When combined, these elements and more can render an Internet system useless.

“It has to do with design, and people just don’t pay enough attention it, or else they just don’t know to do so,” O’Neal said. “It’s a major issue in the industry.”

The majority of design problems plague wireless systems. As such, O’Neal said “a wired connection is always a better option.” But because wired systems are more expensive, especially when it involves recabling an existing property, more and more hotels are switching to the wireless alternative.

The majority of properties in Fairmont’s portfolio are wired, for example, but within the next one or two years, all guestrooms will be wireless, according to Gupta.

To design a successful wireless system, O’Neal said hoteliers must use commercial-grade access points that can handle multiple users at the same time. Then, they must be positioned to satisfy the number of rooms they’re capable of serving.

Depending on how much an owner wants to spend, O’Neal recommends having one access point for every two rooms or even one in every room closet—not one in a hallway closet to handle the entire floor.

“They’re only designed to handle a certain number of connections at a time,” O’Neal said. “If you don’t have enough wireless access points to support the demand, (guests will) be knocked off.”

Lack of foresight

Bandwidth demand has increased exponentially during the last few years, and the trend is likely to continue in the future.
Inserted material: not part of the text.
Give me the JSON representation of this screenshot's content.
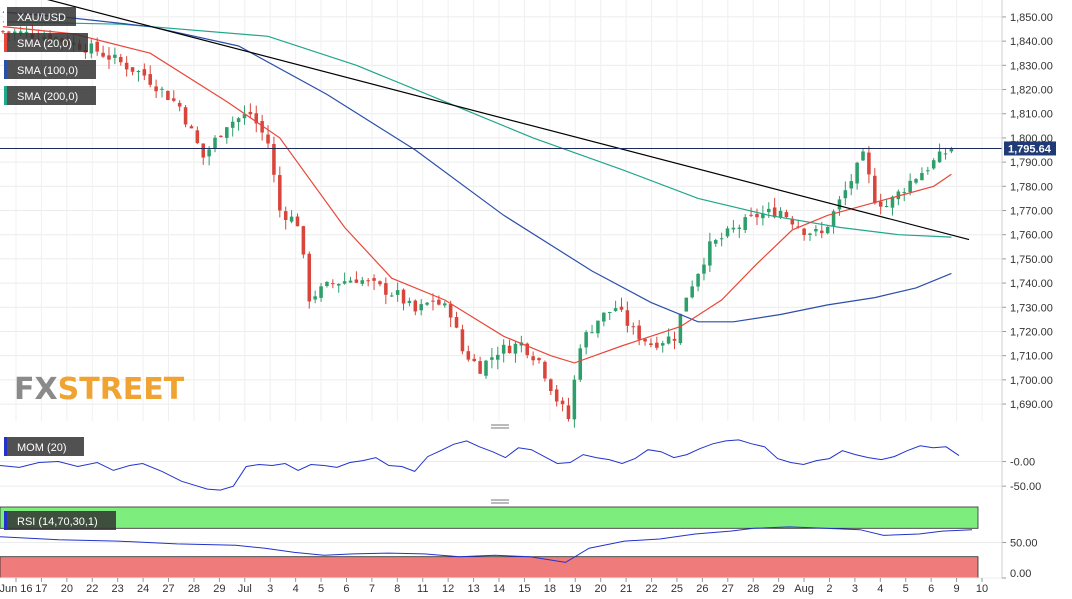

As such, new-builds should be designed with the capability of expanding Internet offerings in the future.

“When we build a building, we’re not building it for the next five years,” Schrils said. “We’re building it for the next thirty years.” IHG properties are designed to facilitate wireless systems and are equipped with enough cat-5 cable to exceed demand today and anticipate future wired demand.

Gupta said that given the rapid technological advancements in Internet systems, Fairmont only looks “five to ten years down the road. Beyond that, the only way you attack this is by buying more bandwidth. The cost of bandwidth is going down, so we’re not too worried about it.